Yesterday I watched two documentaries from a series called "Aerial America", about New Mexico and West Virginia. Once you see it you can't unsee it. I think the Grand Canyon was a really bad catastrophic event and then "they" mined the shit out of it! Maybe until the next flooding came, who knows. The modern quarries in West Virginia look a lot like "natural" formations around the world. They scratch off whole mountains, but oh dear, they do it all over the world... 

Btw really beautiful landscapes there nevertheless and when this CV shit ends I really want to take a USA trip and see it all first hand.


----------



## Jsallard (Jan 5, 2021)

Hey guys, am I the only one who thought about Nan Madol ? 

It's a mystery how they built it, but all those picture of hexagonal rock remind me of this city ! 
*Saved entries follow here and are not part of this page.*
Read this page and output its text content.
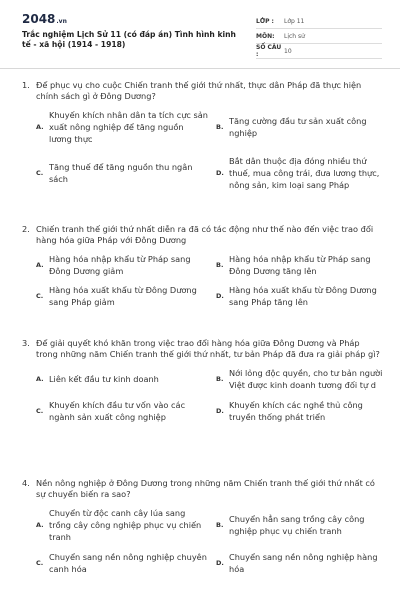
2048.vn
Trắc nghiệm Lịch Sử 11 (có đáp án) Tình hình kinh tế - xã hội (1914 - 1918)
LỚP :	Lớp 11
MÔN:	Lịch sử
SỐ CÂU :	10
1. Để phục vụ cho cuộc Chiến tranh thế giới thứ nhất, thực dân Pháp đã thực hiện chính sách gì ở Đông Dương?
A.
Khuyến khích nhân dân ta tích cực sản xuất nông nghiệp để tăng nguồn lương thực
B.
Tăng cường đầu tư sản xuất công nghiệp
C.
Tăng thuế để tăng nguồn thu ngân sách
D.
Bắt dân thuộc địa đóng nhiều thứ thuế, mua công trái, đưa lương thực, nông sản, kim loại sang Pháp
2. Chiến tranh thế giới thứ nhất diễn ra đã có tác động như thế nào đến việc trao đổi hàng hóa giữa Pháp với Đông Dương
A.
Hàng hóa nhập khẩu từ Pháp sang Đông Dương giảm
B.
Hàng hóa nhập khẩu từ Pháp sang Đông Dương tăng lên
C.
Hàng hóa xuất khẩu từ Đông Dương sang Pháp giảm
D.
Hàng hóa xuất khẩu từ Đông Dương sang Pháp tăng lên
3. Để giải quyết khó khăn trong việc trao đổi hàng hóa giữa Đông Dương và Pháp trong những năm Chiến tranh thế giới thứ nhất, tư bản Pháp đã đưa ra giải pháp gì?
A. Liên kết đầu tư kinh doanh	B.
Nới lỏng độc quyền, cho tư bản người Việt được kinh doanh tương đối tự d
C.
Khuyến khích đầu tư vốn vào các ngành sản xuất công nghiệp
D.
Khuyến khích các nghề thủ công truyền thống phát triển
4. Nền nông nghiệp ở Đông Dương trong những năm Chiến tranh thế giới thứ nhất có sự chuyển biến ra sao?
A.
Chuyển từ độc canh cây lúa sang trồng cây công nghiệp phục vụ chiến tranh
B.
Chuyển hẳn sang trồng cây công nghiệp phục vụ chiến tranh
C.
Chuyển sang nền nông nghiệp chuyên canh hóa
D.
Chuyển sang nền nông nghiệp hàng hóa
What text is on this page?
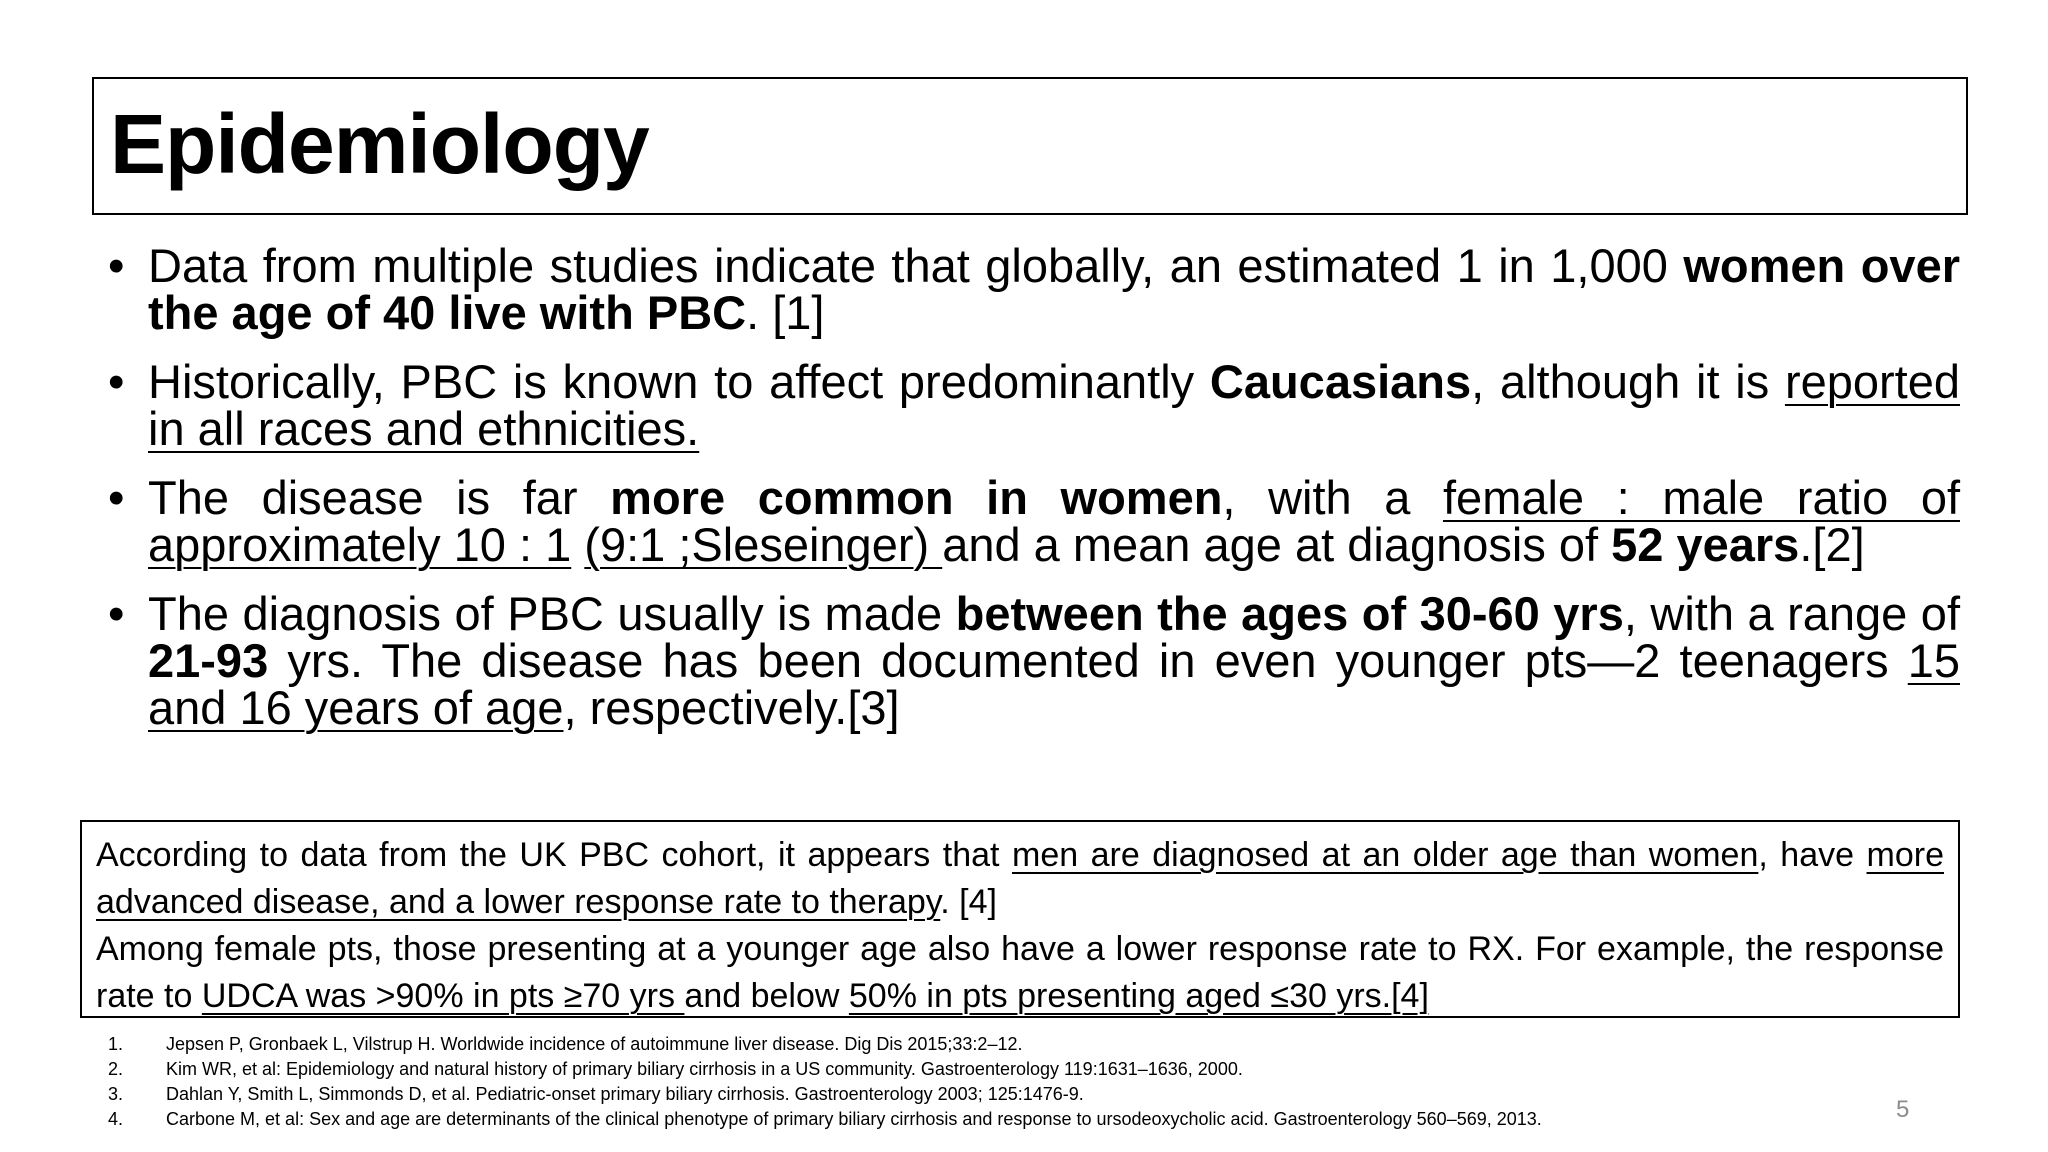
Epidemiology
• Data from multiple studies indicate that globally, an estimated 1 in 1,000 women over the age of 40 live with PBC. [1]
• Historically, PBC is known to affect predominantly Caucasians, although it is reported in all races and ethnicities.
• The disease is far more common in women, with a female : male ratio of approximately 10 : 1 (9:1 ;Sleseinger) and a mean age at diagnosis of 52 years.[2]
• The diagnosis of PBC usually is made between the ages of 30-60 yrs, with a range of 21-93 yrs. The disease has been documented in even younger pts—2 teenagers 15 and 16 years of age, respectively.[3]

According to data from the UK PBC cohort, it appears that men are diagnosed at an older age than women, have more advanced disease, and a lower response rate to therapy. [4]

Among female pts, those presenting at a younger age also have a lower response rate to RX. For example, the response rate to UDCA was >90% in pts ≥70 yrs and below 50% in pts presenting aged ≤30 yrs.[4]

1. Jepsen P, Gronbaek L, Vilstrup H. Worldwide incidence of autoimmune liver disease. Dig Dis 2015;33:2–12.
2. Kim WR, et al: Epidemiology and natural history of primary biliary cirrhosis in a US community. Gastroenterology 119:1631–1636, 2000.
3. Dahlan Y, Smith L, Simmonds D, et al. Pediatric-onset primary biliary cirrhosis. Gastroenterology 2003; 125:1476-9.
4. Carbone M, et al: Sex and age are determinants of the clinical phenotype of primary biliary cirrhosis and response to ursodeoxycholic acid. Gastroenterology 560–569, 2013.	5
Also, Nan Madol is huge, and there is many island that are man made. Just to remind everyone, Nan Madol is isolated in the Pacific ocean, yet they built a huge fortress out of thin air. (Well almost) Also, what were they trying to protect ? From who ? I'm not trying to derail the topic, but the column are similar.


----------



## Jetsam (Jan 6, 2021)

Myrrinda said:


> Great post!
> I think it is all of the above.
> 1. Catastrophic discharges and earthquakes
> 2. Old megafauna turned to stone (becoming precious valuable materials? I forgot where I saw this, but one guy claimed Opal used to be the blood of gigantic creatures, has anyone heard of that?)
> 3. Really large people mined the (for their purposes) usable stuff out of the landscape.



I agree. Maybe the giants were zapped...and then covered in mud!

I did read ages ago that diamonds were the closest to our souls " " electrically but at some point they were mostly contaminated and now they just mess people up. I know that sounds crazy and I lost that book a while ago. But I don't think it was wrong. Opal is amazing, probably more than we know.
Edit: (My husband is a rock hunter and we currently have several jars of opal in distilled water because otherwise it would break down and be a jar of dust I guess.)

Thank you to those that made this a discussion rather than an argument. IMO everything stolen history is speculation, we'll never know for sure. We can all speculate individually and maybe be partly correct or we can share ideas and consider each other's pov and potentially get closer to the actual truth.


----------



## Samson4prez (Feb 25, 2021)

they are obviously the remains of giant petrified trees


----------



## Forrest (Feb 25, 2021)

Samson4prez said:


> they are obviously the remains of giant petrified trees



No they are not. Trees are not hexagonal or polygonal in cross section. Trunks don't grow together in close pack. Trees have growth rings. Petrified trunks aren't the same composition as basalt.